Onze chauffeur stapte uit en liep toch wat zorgelijk richting bulldozers.
Ook Sander stapte uit – deed hij alsof of was hij echt minder vatbaar, dat zou kunnen, op sommige mensen heeft de hoogteziekte, onafhankelijk van conditie of leeftijd, minder effect -en liep richting de blubberheuvels om eens poolshoogte te nemen.
Vanuit mijn ooghoeken zag ik hoe Karin de deur opendeed en zich half naar buiten liet vallen. Ik stapte uit en begon op mijn weke kauwgombenen als een idioot kleine stukjes heen en weer te waggelen. Als om de tijd te doden, als om niet verder na te hoeven denken.
Ik hoorde Karin in paniek gillen.
“Doorrijden godverdomme, ik val flauw, doorrijden.”
Ook mij werd het nu bijna zwart voor de ogen.
Een pilletje!, dacht ik nog, ik moet een pilletje hebben! En ik moet Rosalien weer zien. En Elsa. En mijn familie. En…
Er was geen tijd meer. Geen film. Geen bergen. Even ook geen Joost.
Een auto stopte naast me.

Iemand deed de deur open en nodigde me uit in te stappen.
Ik keek in een glimlachend gezicht, het glimlachend gezicht van onze chauffeur.
De weg was vrij!

Nog een paar honderd meter stijgen, een paar hond meter doorbijten. En daarna werd alles alleen nog maar beter.

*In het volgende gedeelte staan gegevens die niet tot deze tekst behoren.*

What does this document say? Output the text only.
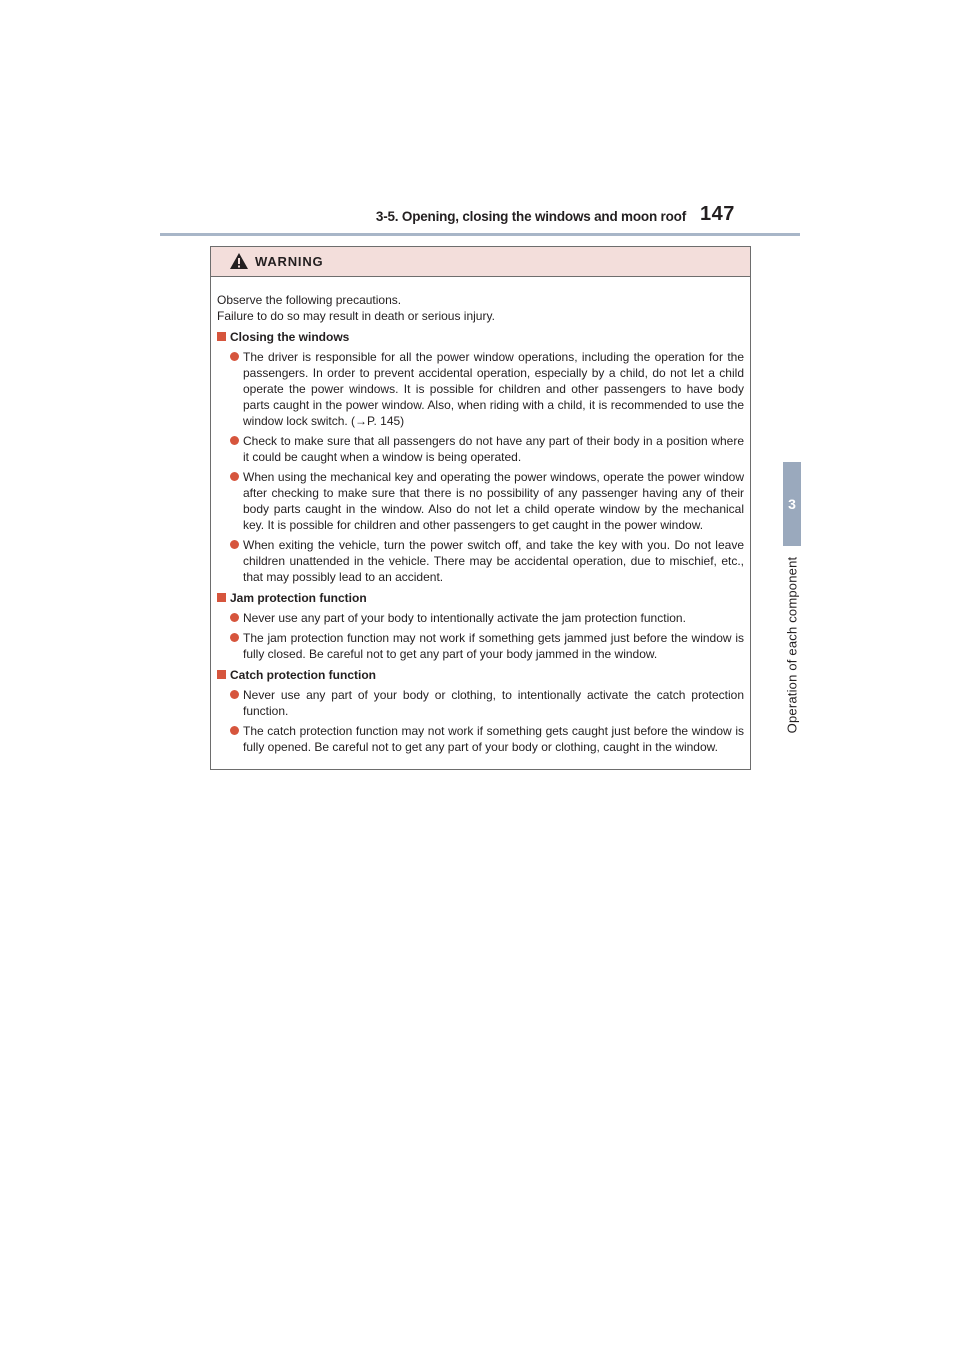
3-5. Opening, closing the windows and moon roof 147
3
Operation of each component
WARNING

Observe the following precautions.

Failure to do so may result in death or serious injury.

Closing the windows

The driver is responsible for all the power window operations, including the operation for the passengers. In order to prevent accidental operation, especially by a child, do not let a child operate the power windows. It is possible for children and other passengers to have body parts caught in the power window. Also, when riding with a child, it is recommended to use the window lock switch. (→P. 145)

Check to make sure that all passengers do not have any part of their body in a position where it could be caught when a window is being operated.

When using the mechanical key and operating the power windows, operate the power window after checking to make sure that there is no possibility of any passenger having any of their body parts caught in the window. Also do not let a child operate window by the mechanical key. It is possible for children and other passengers to get caught in the power window.

When exiting the vehicle, turn the power switch off, and take the key with you. Do not leave children unattended in the vehicle. There may be accidental operation, due to mischief, etc., that may possibly lead to an accident.

Jam protection function

Never use any part of your body to intentionally activate the jam protection function.

The jam protection function may not work if something gets jammed just before the window is fully closed. Be careful not to get any part of your body jammed in the window.

Catch protection function

Never use any part of your body or clothing, to intentionally activate the catch protection function.

The catch protection function may not work if something gets caught just before the window is fully opened. Be careful not to get any part of your body or clothing, caught in the window.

Pas in de weken daarna, in ons rustieke hotel in Leh, werd me duidelijk wat voor een onverantwoordelijke idiote actie we ondernomen hadden. Zeker die laatste dag waarop zelfs een niet-reis advies was afgegeven vanwege de slechte staat van de wegen. Iedereen die maar iets van bergen afwist verklaarde ons voor gek vanwege wat we gedaan hadden.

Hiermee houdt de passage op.